Al final de la escalada
El objetivo de tanta retórica y de tanta pasión desbordada va dirigido sobre todo a confirmar a cada cual que no está solo
En estos momentos de polarización extrema, cada frase que se redacta, cada opinión que se expresa, puede acabar teniendo el efecto de añadir gasolina al fuego. De hecho, la intensificación del conflicto catalán ha sido en gran medida el producto de una gran contienda verbal, tanto en las redes como en los medios de comunicación tradicionales. Pero este choque todavía no se había trasladado a las calles.
El objetivo de tanta retórica y de tanta pasión desbordada va dirigido sobre todo a confirmar a cada cual que no está solo. Pero también para hacer ver a los más templados, a los equidistantes, incluso a los perplejos, que esto va de escindir el campo político entre amigos y enemigos, la perfecta aspiración populista. Por eso sobra el parlamento, por definición el lugar de encuentro de la pluralidad. Como se dijo en estas páginas en un editorial, cuando este se cierra, como ocurrió en Cataluña, ya sólo queda la calle. Y bien que lo estamos viendo con la guerra de los lazos.
El mensaje es claro: este es un conflicto de suma cero, o ganan unos o los otros; ¡tiene que haber vencedores y vencidos! Ironías del destino, todo esto se hace coincidir ahora con los intentos por restañar las heridas del pasado, con emprender un ejercicio anamnético colectivo sobre la guerra civil para superar las polarizaciones destructivas. Un cínico diría que cómo vamos a suturar las llagas del pasado cuando somos incapaces de gestionar las que nos han brotado en el presente. Y no le faltaría razón.
Yo soy de los templaditos, pero, si se me admite la antinomia, un equidistante radical. Por eso no puedo dejar de ver el disparate en el que se está convirtiendo la guerra de los lazos. Esta nos ha introducido ya en una situación hobbesiana; o sea, de lo que ahora se trata no es de alcanzar un determinado bien, sino de minimizar los daños, de huir del mal mayor. Y el peor de todos es que la fractura social de la sociedad catalana de paso a la violencia.
Cuando empezaron a aparecer cruces amarillas en la playa ya empecé a inquietarme; pero al escuchar la voz del muecín patriótico de Vich recordando a sus feligreses su obligación de hacer honor al compromiso ciudadano por la independencia la inquietud se tornó en espanto. De la política democrática hemos pasado a la teología política.
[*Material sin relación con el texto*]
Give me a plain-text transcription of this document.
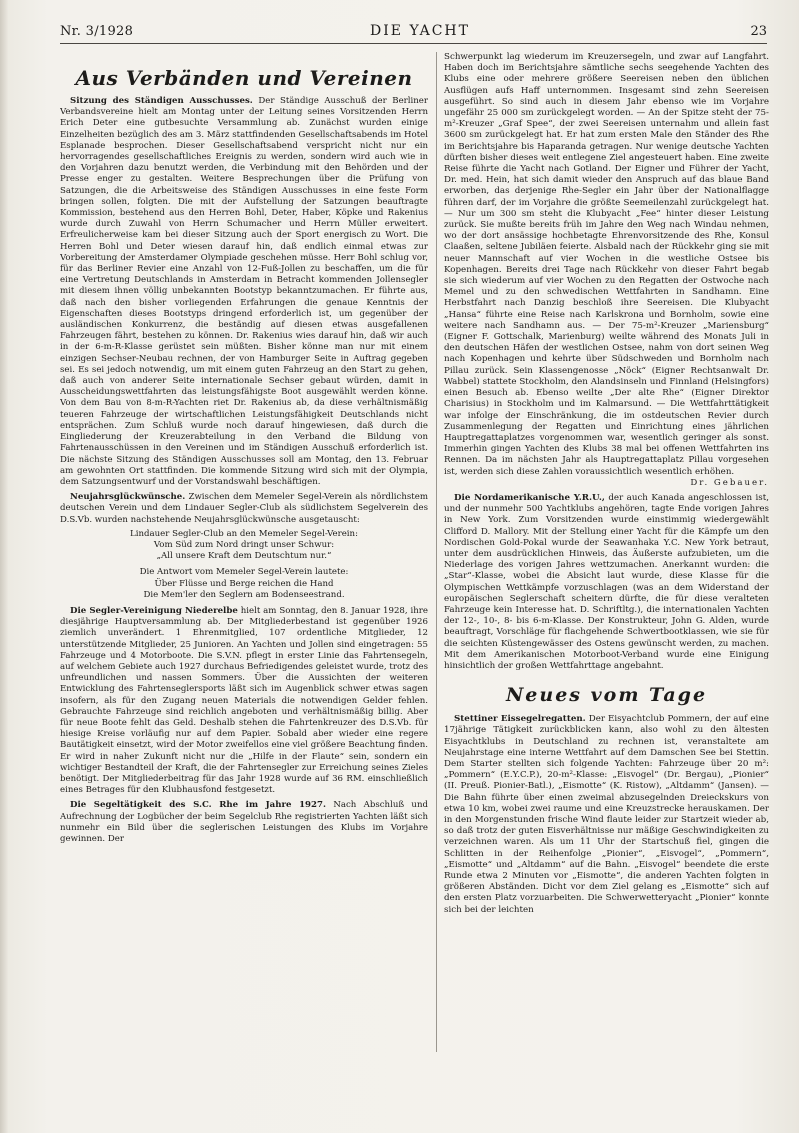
Nr. 3/1928	DIE YACHT	23
Aus Verbänden und Vereinen

Sitzung des Ständigen Ausschusses. Der Ständige Ausschuß der Berliner Verbandsvereine hielt am Montag unter der Leitung seines Vorsitzenden Herrn Erich Deter eine gutbesuchte Versammlung ab. Zunächst wurden einige Einzelheiten bezüglich des am 3. März stattfindenden Gesellschaftsabends im Hotel Esplanade besprochen. Dieser Gesellschaftsabend verspricht nicht nur ein hervorragendes gesellschaftliches Ereignis zu werden, sondern wird auch wie in den Vorjahren dazu benutzt werden, die Verbindung mit den Behörden und der Presse enger zu gestalten. Weitere Besprechungen über die Prüfung von Satzungen, die die Arbeitsweise des Ständigen Ausschusses in eine feste Form bringen sollen, folgten. Die mit der Aufstellung der Satzungen beauftragte Kommission, bestehend aus den Herren Bohl, Deter, Haber, Köpke und Rakenius wurde durch Zuwahl von Herrn Schumacher und Herrn Müller erweitert. Erfreulicherweise kam bei dieser Sitzung auch der Sport energisch zu Wort. Die Herren Bohl und Deter wiesen darauf hin, daß endlich einmal etwas zur Vorbereitung der Amsterdamer Olympiade geschehen müsse. Herr Bohl schlug vor, für das Berliner Revier eine Anzahl von 12-Fuß-Jollen zu beschaffen, um die für eine Vertretung Deutschlands in Amsterdam in Betracht kommenden Jollensegler mit diesem ihnen völlig unbekannten Bootstyp bekanntzumachen. Er führte aus, daß nach den bisher vorliegenden Erfahrungen die genaue Kenntnis der Eigenschaften dieses Bootstyps dringend erforderlich ist, um gegenüber der ausländischen Konkurrenz, die beständig auf diesen etwas ausgefallenen Fahrzeugen fährt, bestehen zu können. Dr. Rakenius wies darauf hin, daß wir auch in der 6-m-R-Klasse gerüstet sein müßten. Bisher könne man nur mit einem einzigen Sechser-Neubau rechnen, der von Hamburger Seite in Auftrag gegeben sei. Es sei jedoch notwendig, um mit einem guten Fahrzeug an den Start zu gehen, daß auch von anderer Seite internationale Sechser gebaut würden, damit in Ausscheidungswettfahrten das leistungsfähigste Boot ausgewählt werden könne. Von dem Bau von 8-m-R-Yachten riet Dr. Rakenius ab, da diese verhältnismäßig teueren Fahrzeuge der wirtschaftlichen Leistungsfähigkeit Deutschlands nicht entsprächen. Zum Schluß wurde noch darauf hingewiesen, daß durch die Eingliederung der Kreuzerabteilung in den Verband die Bildung von Fahrtenausschüssen in den Vereinen und im Ständigen Ausschuß erforderlich ist. Die nächste Sitzung des Ständigen Ausschusses soll am Montag, den 13. Februar am gewohnten Ort stattfinden. Die kommende Sitzung wird sich mit der Olympia, dem Satzungsentwurf und der Vorstandswahl beschäftigen.

Neujahrsglückwünsche. Zwischen dem Memeler Segel-Verein als nördlichstem deutschen Verein und dem Lindauer Segler-Club als südlichstem Segelverein des D.S.Vb. wurden nachstehende Neujahrsglückwünsche ausgetauscht:

Lindauer Segler-Club an den Memeler Segel-Verein:
Vom Süd zum Nord dringt unser Schwur:
„All unsere Kraft dem Deutschtum nur.“
Die Antwort vom Memeler Segel-Verein lautete:
Über Flüsse und Berge reichen die Hand
Die Mem'ler den Seglern am Bodenseestrand.

Die Segler-Vereinigung Niederelbe hielt am Sonntag, den 8. Januar 1928, ihre diesjährige Hauptversammlung ab. Der Mitgliederbestand ist gegenüber 1926 ziemlich unverändert. 1 Ehrenmitglied, 107 ordentliche Mitglieder, 12 unterstützende Mitglieder, 25 Junioren. An Yachten und Jollen sind eingetragen: 55 Fahrzeuge und 4 Motorboote. Die S.V.N. pflegt in erster Linie das Fahrtensegeln, auf welchem Gebiete auch 1927 durchaus Befriedigendes geleistet wurde, trotz des unfreundlichen und nassen Sommers. Über die Aussichten der weiteren Entwicklung des Fahrtenseglersports läßt sich im Augenblick schwer etwas sagen insofern, als für den Zugang neuen Materials die notwendigen Gelder fehlen. Gebrauchte Fahrzeuge sind reichlich angeboten und verhältnismäßig billig. Aber für neue Boote fehlt das Geld. Deshalb stehen die Fahrtenkreuzer des D.S.Vb. für hiesige Kreise vorläufig nur auf dem Papier. Sobald aber wieder eine regere Bautätigkeit einsetzt, wird der Motor zweifellos eine viel größere Beachtung finden. Er wird in naher Zukunft nicht nur die „Hilfe in der Flaute“ sein, sondern ein wichtiger Bestandteil der Kraft, die der Fahrtensegler zur Erreichung seines Zieles benötigt. Der Mitgliederbeitrag für das Jahr 1928 wurde auf 36 RM. einschließlich eines Betrages für den Klubhausfond festgesetzt.

Die Segeltätigkeit des S.C. Rhe im Jahre 1927. Nach Abschluß und Aufrechnung der Logbücher der beim Segelclub Rhe registrierten Yachten läßt sich nunmehr ein Bild über die seglerischen Leistungen des Klubs im Vorjahre gewinnen. Der

Schwerpunkt lag wiederum im Kreuzersegeln, und zwar auf Langfahrt. Haben doch im Berichtsjahre sämtliche sechs seegehende Yachten des Klubs eine oder mehrere größere Seereisen neben den üblichen Ausflügen aufs Haff unternommen. Insgesamt sind zehn Seereisen ausgeführt. So sind auch in diesem Jahr ebenso wie im Vorjahre ungefähr 25 000 sm zurückgelegt worden. — An der Spitze steht der 75-m²-Kreuzer „Graf Spee“, der zwei Seereisen unternahm und allein fast 3600 sm zurückgelegt hat. Er hat zum ersten Male den Ständer des Rhe im Berichtsjahre bis Haparanda getragen. Nur wenige deutsche Yachten dürften bisher dieses weit entlegene Ziel angesteuert haben. Eine zweite Reise führte die Yacht nach Gotland. Der Eigner und Führer der Yacht, Dr. med. Hein, hat sich damit wieder den Anspruch auf das blaue Band erworben, das derjenige Rhe-Segler ein Jahr über der Nationalflagge führen darf, der im Vorjahre die größte Seemeilenzahl zurückgelegt hat. — Nur um 300 sm steht die Klubyacht „Fee“ hinter dieser Leistung zurück. Sie mußte bereits früh im Jahre den Weg nach Windau nehmen, wo der dort ansässige hochbetagte Ehrenvorsitzende des Rhe, Konsul Claaßen, seltene Jubiläen feierte. Alsbald nach der Rückkehr ging sie mit neuer Mannschaft auf vier Wochen in die westliche Ostsee bis Kopenhagen. Bereits drei Tage nach Rückkehr von dieser Fahrt begab sie sich wiederum auf vier Wochen zu den Regatten der Ostwoche nach Memel und zu den schwedischen Wettfahrten in Sandhamn. Eine Herbstfahrt nach Danzig beschloß ihre Seereisen. Die Klubyacht „Hansa“ führte eine Reise nach Karlskrona und Bornholm, sowie eine weitere nach Sandhamn aus. — Der 75-m²-Kreuzer „Mariensburg“ (Eigner F. Gottschalk, Marienburg) weilte während des Monats Juli in den deutschen Häfen der westlichen Ostsee, nahm von dort seinen Weg nach Kopenhagen und kehrte über Südschweden und Bornholm nach Pillau zurück. Sein Klassengenosse „Nöck“ (Eigner Rechtsanwalt Dr. Wabbel) stattete Stockholm, den Alandsinseln und Finnland (Helsingfors) einen Besuch ab. Ebenso weilte „Der alte Rhe“ (Eigner Direktor Charisius) in Stockholm und im Kalmarsund. — Die Wettfahrttätigkeit war infolge der Einschränkung, die im ostdeutschen Revier durch Zusammenlegung der Regatten und Einrichtung eines jährlichen Hauptregattaplatzes vorgenommen war, wesentlich geringer als sonst. Immerhin gingen Yachten des Klubs 38 mal bei offenen Wettfahrten ins Rennen. Da im nächsten Jahr als Hauptregattaplatz Pillau vorgesehen ist, werden sich diese Zahlen voraussichtlich wesentlich erhöhen.

Dr. Gebauer.

Die Nordamerikanische Y.R.U., der auch Kanada angeschlossen ist, und der nunmehr 500 Yachtklubs angehören, tagte Ende vorigen Jahres in New York. Zum Vorsitzenden wurde einstimmig wiedergewählt Clifford D. Mallory. Mit der Stellung einer Yacht für die Kämpfe um den Nordischen Gold-Pokal wurde der Seawanhaka Y.C. New York betraut, unter dem ausdrücklichen Hinweis, das Äußerste aufzubieten, um die Niederlage des vorigen Jahres wettzumachen. Anerkannt wurden: die „Star“-Klasse, wobei die Absicht laut wurde, diese Klasse für die Olympischen Wettkämpfe vorzuschlagen (was an dem Widerstand der europäischen Seglerschaft scheitern dürfte, die für diese veralteten Fahrzeuge kein Interesse hat. D. Schriftltg.), die internationalen Yachten der 12-, 10-, 8- bis 6-m-Klasse. Der Konstrukteur, John G. Alden, wurde beauftragt, Vorschläge für flachgehende Schwertbootklassen, wie sie für die seichten Küstengewässer des Ostens gewünscht werden, zu machen. Mit dem Amerikanischen Motorboot-Verband wurde eine Einigung hinsichtlich der großen Wettfahrttage angebahnt.

Neues vom Tage

Stettiner Eissegelregatten. Der Eisyachtclub Pommern, der auf eine 17jährige Tätigkeit zurückblicken kann, also wohl zu den ältesten Eisyachtklubs in Deutschland zu rechnen ist, veranstaltete am Neujahrstage eine interne Wettfahrt auf dem Damschen See bei Stettin. Dem Starter stellten sich folgende Yachten: Fahrzeuge über 20 m²: „Pommern“ (E.Y.C.P.), 20-m²-Klasse: „Eisvogel“ (Dr. Bergau), „Pionier“ (II. Preuß. Pionier-Batl.), „Eismotte“ (K. Ristow), „Altdamm“ (Jansen). — Die Bahn führte über einen zweimal abzusegelnden Dreieckskurs von etwa 10 km, wobei zwei raume und eine Kreuzstrecke herauskamen. Der in den Morgenstunden frische Wind flaute leider zur Startzeit wieder ab, so daß trotz der guten Eisverhältnisse nur mäßige Geschwindigkeiten zu verzeichnen waren. Als um 11 Uhr der Startschuß fiel, gingen die Schlitten in der Reihenfolge „Pionier“, „Eisvogel“, „Pommern“, „Eismotte“ und „Altdamm“ auf die Bahn. „Eisvogel“ beendete die erste Runde etwa 2 Minuten vor „Eismotte“, die anderen Yachten folgten in größeren Abständen. Dicht vor dem Ziel gelang es „Eismotte“ sich auf den ersten Platz vorzuarbeiten. Die Schwerwetteryacht „Pionier“ konnte sich bei der leichten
Y, ya se sabe, los dogmas ni se negocian ni discuten. En un exitoso libro, Daniel Gascón dijo que en Cataluña se había vivido un “golpe posmoderno”. No, me temo que no. Si hemos de volver a Hobbes es porque hemos tornado al mundo premoderno, a las guerras de religión, las “innegociables”. Puede que, después de todo, no le faltara razón a Toynbee: “el nacionalismo es lo poco de religión que queda en nuestros días”.